23 Mar 2012
According to the Chair of the Framework Convention Alliance, Paula Johns, “this global precedent will certainly inspire other countries, and was a critical step in limiting the tobacco industry’s tactics for luring young people to start smoking”.
“We have been monitoring the industry and it is crystal clear that they have been inundating the market with various editions of menthol cigarettes in the last couple of years. Some of the brands have a special device that changes the cigarette’s taste when you click the filter after lighting up,” added Johns, who is also Director of ACT-Brazil.

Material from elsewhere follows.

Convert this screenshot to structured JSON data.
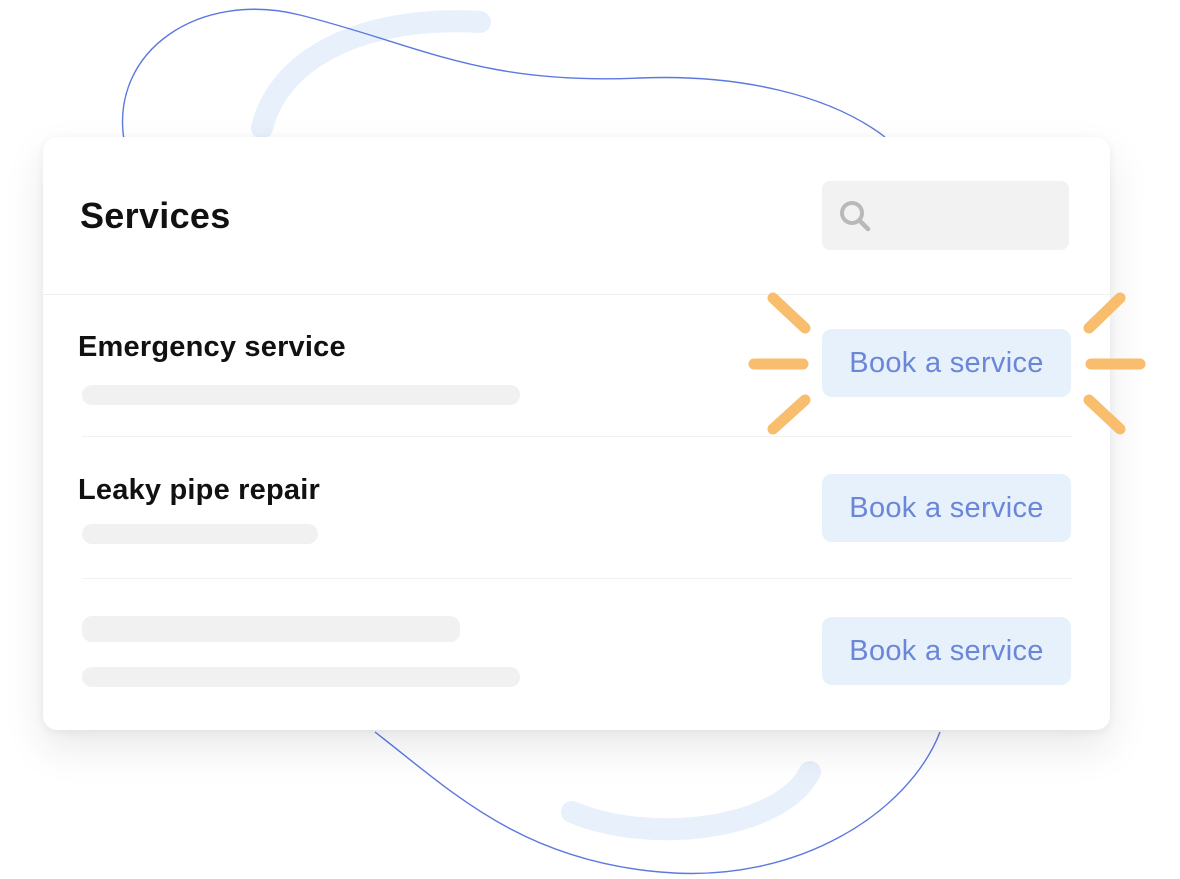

Brazil’s National Health Surveillance Agency (Anvisa) announced its decision for the ban on 13 March 2012. Tobacco manufacturers have 18 months once Anvisa’s decision is officially published to take their flavoured cigarettes off Brazil’s market, and 24 months to take other flavoured tobacco products from shop shelves.
There are some exceptions to the ban permitted, both for sweeteners – to replace sugars lost during the curing process – and colours, including bleaching agents for paper, to indicate brand or logo on the cigarette or to imitate a cork filter tip.
Research from the Brazilian School of Public Health with data from the Global Youth Tobacco Survey has shown that almost 60 percent of 13-15-year-olds experiment with flavoured cigarettes, particularly menthol.
Brazil has now adopted the strongest ban on flavours and additives in the world.